14 April 2006
I present to you my most treasured photobooth snapshot of all time: me with my mom (gussy) and my dad (jim) in the summer of 1972. no one is really sure where we were (I certainly don't remember) though st. louis seems to be the likeliest place. six flags amusement park, maybe (more about those trips here). I can't tell you how much time I've spent staring at this one (and there's another just like it here, though not quite as cute). I am in love with the looks on the faces of my parents, the way it has been torn (nobody knows what happened to the other two pics), the way my bangs have been cut. ah, my brief stint as an only child. and when I think back to how lost I felt as a new mother, how lost both ward and I were when ava first came along, I can't help but marvel over the love and assurance in the eyes and smiles of my mom and dad.
those first years weren't flawless, though: a couple of months after this photo was taken, my parents lost me for about twenty minutes. which sounds like absolutely nothing unless you have children. or have ever taken care of children. twenty minutes in a situtation like that is like 53 years. and the story that my parents love to tell (over and over) goes like this: it was halloween night and they were getting ready to go to a costume party. my dad went to get the babysitter while my mom finished dressing and when he returned, there was this terrifying exchange (undoubtedly every parent's worst nightmare):
"wait, didn't you take her with you when you went to pick up the babysitter?"
"you're joking, right?"
(my dad is known for the joking)
"no gus, I'm NOT kidding. I don't have her... I thought YOU had her!"
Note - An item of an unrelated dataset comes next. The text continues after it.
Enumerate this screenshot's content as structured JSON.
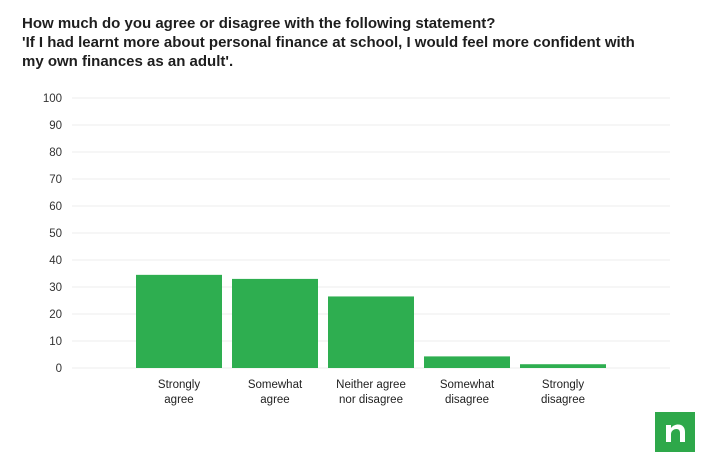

and I'm sure there was an abrupt silence (the silence to end all silences) and you know there were colorless faces and great tidal waves of panic. because I lost ava for like, thirty seconds once and that instantaneously shaved a good eight years off my life, FOR REALS. and from what I've been told, they tore out of the house and took to to the small town streets to search for me. what my mom remembers most is how silent it was-- as if everything and everyone had stopped. they yelled and yelled and yelled for me but I was nowhere, there was no one, no sound, nothing. they decided to scope out downtown (a very, very small downtown-- think a couple of shops, a post office, a dairy queen, a court house) and there I was. the woman that was holding me in her arms said she watched me walk (with so much purpose) down the street and then immediately picked me up when she saw I was getting ready to cross the main drag alone. this is the story my parents love to tell when they are talking about my strong will and sense of independence, my endless amounts of energy and fearless explorations. it's something I will never live down even though I have no recollection of the event.
my parents are in town this weekend and so I decided to spread out all the old family photobooth snapshots on the dining room table. people, I have been blessed with the motherload of great family photobooth snaps. I couldn't scribble down the details fast enough as they talked about each one. so much I had not yet heard, so many delicious little details-- better even than the marshmallow peeps and chocolate bunnies I will be nibbling on throughout the weekend.
speaking of which, happy easter to all my peeps.